France laisse le Parlement trancher sur la dérogation à l’acétamipride dans la loi d’urgence agricole

France laisse le Parlement trancher sur la dérogation à l’acétamipride dans la loi d’urgence agricole
Dérogation acétamipride en jeu

À l’approche d’un vote final à l’Assemblée nationale, le projet de loi d’urgence agricole reste fragilisé par des mesures sensibles sur les pesticides et l’eau. Le gouvernement choisit de ne pas demander la suppression de la dérogation à l’acétamipride, tout en annonçant des ajustements sur les délais d’examen de l’Anses et sur un article lié au stockage de l’eau.

Points forts

  • Le texte sur la loi d’urgence agricole, incluant une dérogation à l’acétamipride limitée aux noisettes, sera soumis lundi soir à l’Assemblée et mardi au Sénat, son adoption restant incertaine.
  • Le gouvernement annonce deux amendements : allonger à six mois le délai d’avis de l’Anses sur les pesticides et supprimer l’article 6 bis A concernant le stockage de l’eau.
  • Le projet divise la majorité gouvernementale et fait face à un soutien politique transversal mais à une contestation aiguë de la société civile sur l’usage des pesticides et les enjeux environnementaux.
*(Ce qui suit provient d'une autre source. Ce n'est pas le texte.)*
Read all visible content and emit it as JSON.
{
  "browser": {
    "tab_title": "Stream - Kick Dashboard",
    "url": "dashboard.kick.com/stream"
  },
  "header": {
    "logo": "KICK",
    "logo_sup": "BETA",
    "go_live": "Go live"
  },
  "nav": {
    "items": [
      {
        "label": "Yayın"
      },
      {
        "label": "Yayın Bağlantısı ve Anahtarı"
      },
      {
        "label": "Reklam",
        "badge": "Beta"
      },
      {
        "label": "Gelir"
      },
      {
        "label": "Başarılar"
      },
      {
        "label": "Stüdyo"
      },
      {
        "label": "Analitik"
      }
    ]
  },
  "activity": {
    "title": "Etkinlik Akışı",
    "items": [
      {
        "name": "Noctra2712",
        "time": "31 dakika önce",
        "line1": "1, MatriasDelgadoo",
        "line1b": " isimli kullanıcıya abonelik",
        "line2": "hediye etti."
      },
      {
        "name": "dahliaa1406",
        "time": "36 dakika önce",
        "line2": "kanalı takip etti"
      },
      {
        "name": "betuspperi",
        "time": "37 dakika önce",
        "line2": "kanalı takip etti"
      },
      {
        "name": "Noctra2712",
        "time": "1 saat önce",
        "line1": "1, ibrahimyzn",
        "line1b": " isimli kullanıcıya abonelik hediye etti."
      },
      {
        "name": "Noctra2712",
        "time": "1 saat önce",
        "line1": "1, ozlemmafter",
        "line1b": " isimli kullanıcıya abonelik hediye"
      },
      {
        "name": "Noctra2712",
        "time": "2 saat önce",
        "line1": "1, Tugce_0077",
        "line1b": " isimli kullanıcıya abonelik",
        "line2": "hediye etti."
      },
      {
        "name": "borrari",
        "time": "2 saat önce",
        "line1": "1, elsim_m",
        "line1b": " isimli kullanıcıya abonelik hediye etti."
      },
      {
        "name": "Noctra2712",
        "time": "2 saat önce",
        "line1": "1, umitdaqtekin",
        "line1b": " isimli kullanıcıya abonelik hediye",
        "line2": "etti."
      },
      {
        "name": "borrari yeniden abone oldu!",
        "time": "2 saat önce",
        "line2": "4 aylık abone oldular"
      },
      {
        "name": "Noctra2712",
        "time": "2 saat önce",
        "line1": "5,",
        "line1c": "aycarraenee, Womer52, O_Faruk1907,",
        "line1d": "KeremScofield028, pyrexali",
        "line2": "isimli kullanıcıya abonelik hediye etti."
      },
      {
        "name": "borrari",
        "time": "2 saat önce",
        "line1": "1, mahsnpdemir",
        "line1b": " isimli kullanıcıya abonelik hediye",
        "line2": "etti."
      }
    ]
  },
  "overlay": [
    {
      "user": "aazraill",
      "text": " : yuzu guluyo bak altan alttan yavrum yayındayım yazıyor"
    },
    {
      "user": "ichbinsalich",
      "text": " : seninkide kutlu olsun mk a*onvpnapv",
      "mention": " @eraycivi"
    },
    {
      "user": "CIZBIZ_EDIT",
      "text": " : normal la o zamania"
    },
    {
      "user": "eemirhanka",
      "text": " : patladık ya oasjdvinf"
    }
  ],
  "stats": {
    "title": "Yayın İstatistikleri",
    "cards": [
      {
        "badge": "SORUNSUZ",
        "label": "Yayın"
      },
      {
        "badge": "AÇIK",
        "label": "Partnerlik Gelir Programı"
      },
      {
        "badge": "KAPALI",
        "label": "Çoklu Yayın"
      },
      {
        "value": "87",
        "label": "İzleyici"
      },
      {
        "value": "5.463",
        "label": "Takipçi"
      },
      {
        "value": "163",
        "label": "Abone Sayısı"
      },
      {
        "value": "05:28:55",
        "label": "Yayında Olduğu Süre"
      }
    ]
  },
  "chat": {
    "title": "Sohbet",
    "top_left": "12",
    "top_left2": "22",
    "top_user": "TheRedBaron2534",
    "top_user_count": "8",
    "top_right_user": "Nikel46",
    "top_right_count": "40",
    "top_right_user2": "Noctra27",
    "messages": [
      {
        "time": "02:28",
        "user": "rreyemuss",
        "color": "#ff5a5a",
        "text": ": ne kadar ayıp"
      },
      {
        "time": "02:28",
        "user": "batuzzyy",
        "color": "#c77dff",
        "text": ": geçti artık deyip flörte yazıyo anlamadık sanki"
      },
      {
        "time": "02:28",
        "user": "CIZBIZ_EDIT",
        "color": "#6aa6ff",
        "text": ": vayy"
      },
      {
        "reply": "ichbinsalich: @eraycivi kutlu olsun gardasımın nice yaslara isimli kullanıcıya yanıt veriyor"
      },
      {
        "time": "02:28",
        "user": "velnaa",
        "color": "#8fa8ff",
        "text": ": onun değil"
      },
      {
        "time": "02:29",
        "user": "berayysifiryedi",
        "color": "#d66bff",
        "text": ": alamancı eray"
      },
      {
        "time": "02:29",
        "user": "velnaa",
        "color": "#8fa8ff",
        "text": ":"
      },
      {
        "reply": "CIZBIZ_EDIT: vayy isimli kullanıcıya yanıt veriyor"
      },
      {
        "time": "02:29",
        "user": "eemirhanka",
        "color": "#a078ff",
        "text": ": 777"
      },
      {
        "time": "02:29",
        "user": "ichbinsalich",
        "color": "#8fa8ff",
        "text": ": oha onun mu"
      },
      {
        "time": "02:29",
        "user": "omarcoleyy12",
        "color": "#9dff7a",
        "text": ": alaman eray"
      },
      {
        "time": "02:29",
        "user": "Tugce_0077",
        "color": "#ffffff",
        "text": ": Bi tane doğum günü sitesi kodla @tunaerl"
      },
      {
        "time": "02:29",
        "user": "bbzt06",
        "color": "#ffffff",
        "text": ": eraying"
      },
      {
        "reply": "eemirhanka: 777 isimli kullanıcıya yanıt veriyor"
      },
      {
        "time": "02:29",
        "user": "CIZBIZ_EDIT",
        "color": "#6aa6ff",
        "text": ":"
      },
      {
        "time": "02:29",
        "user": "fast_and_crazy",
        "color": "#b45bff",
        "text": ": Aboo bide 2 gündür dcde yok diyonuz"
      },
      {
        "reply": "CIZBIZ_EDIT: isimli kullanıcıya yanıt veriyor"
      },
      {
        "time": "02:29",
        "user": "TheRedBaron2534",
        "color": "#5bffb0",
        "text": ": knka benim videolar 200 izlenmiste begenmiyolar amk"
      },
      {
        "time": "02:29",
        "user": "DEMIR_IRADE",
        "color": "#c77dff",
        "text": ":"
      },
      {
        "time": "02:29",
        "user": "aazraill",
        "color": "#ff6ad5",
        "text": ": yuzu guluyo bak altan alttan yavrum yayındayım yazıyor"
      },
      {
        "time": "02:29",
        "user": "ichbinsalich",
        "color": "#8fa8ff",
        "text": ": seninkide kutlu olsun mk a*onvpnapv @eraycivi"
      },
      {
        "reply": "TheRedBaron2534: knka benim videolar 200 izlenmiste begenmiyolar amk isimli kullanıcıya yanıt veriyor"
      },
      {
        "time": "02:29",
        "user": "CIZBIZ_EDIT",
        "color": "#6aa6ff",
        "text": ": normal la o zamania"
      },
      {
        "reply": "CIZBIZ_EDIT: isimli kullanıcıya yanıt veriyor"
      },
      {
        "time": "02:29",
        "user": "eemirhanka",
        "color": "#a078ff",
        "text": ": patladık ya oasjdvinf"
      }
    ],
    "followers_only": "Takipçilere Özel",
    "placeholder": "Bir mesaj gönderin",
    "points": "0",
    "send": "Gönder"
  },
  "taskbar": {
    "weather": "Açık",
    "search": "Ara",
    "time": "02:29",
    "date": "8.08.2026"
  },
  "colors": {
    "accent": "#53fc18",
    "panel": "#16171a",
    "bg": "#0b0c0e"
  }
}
Vote final sous tension à l’Assemblée

Comme le rapporte Le Monde, le texte négocié en commission mixte paritaire doit être soumis à un ultime vote des députés lundi soir, avant un examen au Sénat mardi. Malgré l’accord trouvé jeudi entre députés et sénateurs sur une version commune, l’adoption reste incertaine car plusieurs dispositions continuent de diviser le bloc central, y compris au sein du gouvernement.

À l’issue d’une réunion organisée à Matignon par Sébastien Lecornu, l’entourage du premier ministre précise que l’exécutif ne propose pas de supprimer la dérogation sur l’acétamipride et laisse le Parlement « trancher » ou « faire évoluer » le compromis. Selon Matignon, le texte ne prévoit pas une réautorisation générale, l’interdiction restant le principe, avec une possibilité de dérogation limitée aux noisettes.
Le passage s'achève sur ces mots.